Confucius nodded, his expression one of gentle affirmation. “And the empty heart?”

Bleddyn fell silent. The question hung in the cool, bright morning air, a delicate challenge, a profound inquiry into the very core of being. The sunlight warmed his face, but the question resonated deeper, touching a place that words could not easily reach.

Finally, after a long moment, he answered, his voice soft but clear. “The empty heart can love.”

Confucius’s smile returned, serene and full of a deep, quiet joy. The sun, now fully triumphant, broke through the last of the lingering mist, illuminating the path ahead, making it clear and inviting.

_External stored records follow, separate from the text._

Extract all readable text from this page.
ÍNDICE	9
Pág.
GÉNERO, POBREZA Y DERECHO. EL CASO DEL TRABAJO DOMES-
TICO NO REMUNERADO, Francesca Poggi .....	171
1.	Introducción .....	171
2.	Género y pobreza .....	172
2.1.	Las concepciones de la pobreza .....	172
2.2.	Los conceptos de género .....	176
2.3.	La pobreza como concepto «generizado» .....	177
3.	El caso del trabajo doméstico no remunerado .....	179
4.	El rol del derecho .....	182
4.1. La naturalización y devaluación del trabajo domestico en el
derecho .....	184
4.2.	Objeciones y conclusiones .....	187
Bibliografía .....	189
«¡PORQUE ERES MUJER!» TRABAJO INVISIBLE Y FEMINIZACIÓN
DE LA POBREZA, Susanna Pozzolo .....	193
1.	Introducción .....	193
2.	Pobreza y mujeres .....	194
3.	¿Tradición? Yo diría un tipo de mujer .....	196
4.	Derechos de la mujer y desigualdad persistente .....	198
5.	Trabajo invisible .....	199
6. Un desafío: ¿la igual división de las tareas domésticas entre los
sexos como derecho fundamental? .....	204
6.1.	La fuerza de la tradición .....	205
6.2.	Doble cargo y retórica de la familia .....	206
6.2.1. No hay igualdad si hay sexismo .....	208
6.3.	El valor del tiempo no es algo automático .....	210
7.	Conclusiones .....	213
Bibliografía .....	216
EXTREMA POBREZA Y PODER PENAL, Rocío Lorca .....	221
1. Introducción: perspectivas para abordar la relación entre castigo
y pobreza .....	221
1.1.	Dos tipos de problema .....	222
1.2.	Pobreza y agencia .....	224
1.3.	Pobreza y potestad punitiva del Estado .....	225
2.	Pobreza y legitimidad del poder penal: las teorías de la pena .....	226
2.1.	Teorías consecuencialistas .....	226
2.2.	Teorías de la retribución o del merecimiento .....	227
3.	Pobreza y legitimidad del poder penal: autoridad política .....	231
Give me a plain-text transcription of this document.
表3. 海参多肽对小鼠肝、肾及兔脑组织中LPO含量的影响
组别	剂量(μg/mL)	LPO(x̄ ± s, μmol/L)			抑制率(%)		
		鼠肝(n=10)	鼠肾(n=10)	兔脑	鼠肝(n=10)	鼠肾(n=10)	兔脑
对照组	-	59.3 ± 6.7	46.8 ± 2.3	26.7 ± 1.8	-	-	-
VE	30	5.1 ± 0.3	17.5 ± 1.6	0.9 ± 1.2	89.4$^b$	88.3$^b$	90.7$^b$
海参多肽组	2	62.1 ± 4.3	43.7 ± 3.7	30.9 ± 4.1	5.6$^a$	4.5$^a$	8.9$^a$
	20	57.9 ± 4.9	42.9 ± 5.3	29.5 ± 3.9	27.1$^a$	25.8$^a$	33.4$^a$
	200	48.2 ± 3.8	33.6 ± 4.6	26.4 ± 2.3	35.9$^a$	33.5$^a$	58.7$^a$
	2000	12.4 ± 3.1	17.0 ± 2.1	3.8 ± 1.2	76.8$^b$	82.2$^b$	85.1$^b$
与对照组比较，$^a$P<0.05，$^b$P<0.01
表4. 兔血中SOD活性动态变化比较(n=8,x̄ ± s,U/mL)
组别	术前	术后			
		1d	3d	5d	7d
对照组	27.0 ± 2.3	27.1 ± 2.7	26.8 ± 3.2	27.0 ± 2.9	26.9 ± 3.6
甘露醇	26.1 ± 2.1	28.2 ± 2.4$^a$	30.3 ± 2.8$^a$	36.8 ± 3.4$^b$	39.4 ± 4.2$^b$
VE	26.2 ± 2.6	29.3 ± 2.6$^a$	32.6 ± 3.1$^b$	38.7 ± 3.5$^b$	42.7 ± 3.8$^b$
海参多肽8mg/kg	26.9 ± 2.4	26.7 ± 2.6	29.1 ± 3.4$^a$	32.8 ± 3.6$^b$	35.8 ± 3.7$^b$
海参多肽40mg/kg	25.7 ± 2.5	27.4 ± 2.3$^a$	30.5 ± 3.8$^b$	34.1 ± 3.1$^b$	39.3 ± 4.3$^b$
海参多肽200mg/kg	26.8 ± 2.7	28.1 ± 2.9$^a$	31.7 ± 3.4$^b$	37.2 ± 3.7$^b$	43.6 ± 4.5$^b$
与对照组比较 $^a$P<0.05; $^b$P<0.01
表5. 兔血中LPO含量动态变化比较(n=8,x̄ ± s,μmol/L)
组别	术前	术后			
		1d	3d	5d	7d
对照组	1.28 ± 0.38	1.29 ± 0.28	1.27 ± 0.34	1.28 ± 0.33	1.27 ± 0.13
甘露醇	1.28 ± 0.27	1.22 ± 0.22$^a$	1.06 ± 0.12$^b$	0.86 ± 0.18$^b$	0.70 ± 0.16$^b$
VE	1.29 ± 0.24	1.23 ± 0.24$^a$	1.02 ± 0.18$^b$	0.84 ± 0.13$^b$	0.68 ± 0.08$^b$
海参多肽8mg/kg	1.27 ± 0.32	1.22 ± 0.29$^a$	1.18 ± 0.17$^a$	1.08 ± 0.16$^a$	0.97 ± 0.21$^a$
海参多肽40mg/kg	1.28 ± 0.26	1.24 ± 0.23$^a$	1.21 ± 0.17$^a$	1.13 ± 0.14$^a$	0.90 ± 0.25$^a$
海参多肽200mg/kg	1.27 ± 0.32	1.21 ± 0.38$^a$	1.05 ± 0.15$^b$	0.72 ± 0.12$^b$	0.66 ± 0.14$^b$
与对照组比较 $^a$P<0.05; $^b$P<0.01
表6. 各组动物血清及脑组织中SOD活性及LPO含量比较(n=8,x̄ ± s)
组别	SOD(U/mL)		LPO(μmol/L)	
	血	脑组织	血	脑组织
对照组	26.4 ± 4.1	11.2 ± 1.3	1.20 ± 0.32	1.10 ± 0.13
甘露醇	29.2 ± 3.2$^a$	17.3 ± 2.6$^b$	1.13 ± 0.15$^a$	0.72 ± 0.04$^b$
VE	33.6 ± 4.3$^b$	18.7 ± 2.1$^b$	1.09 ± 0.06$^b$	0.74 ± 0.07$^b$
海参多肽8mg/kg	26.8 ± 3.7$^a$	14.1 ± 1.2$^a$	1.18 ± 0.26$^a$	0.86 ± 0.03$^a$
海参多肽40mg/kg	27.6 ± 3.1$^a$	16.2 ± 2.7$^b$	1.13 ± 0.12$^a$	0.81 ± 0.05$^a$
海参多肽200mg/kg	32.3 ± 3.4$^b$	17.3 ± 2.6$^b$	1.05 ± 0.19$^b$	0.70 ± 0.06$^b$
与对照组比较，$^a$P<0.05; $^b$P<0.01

“Then you understand,” Confucius said, his voice gentle.

Bleddyn looked at him, a sense of peace settling over him. “Understand what?”

Confucius’s gaze held a timeless wisdom. “Nothing.”

With a final, knowing nod, the old sage continued his journey along the newly visible path, his simple robes a beacon in the brightening light. Bleddyn watched him go, a figure of serene wisdom disappearing into the luminous haze.

After a while, a soft chuckle escaped Bleddyn’s lips, a sound of contentment and acceptance. He looked down at his own staff, then at the path stretching out before him. He understood now. The fear had receded, replaced by a quiet anticipation. For there was still a long road ahead, and at the centre of every journey, as at the centre of every wheel, waited a small and useful emptiness, a space not of lack, but of infinite potential. And with a renewed sense of purpose, Bleddyn ap Pwyll followed.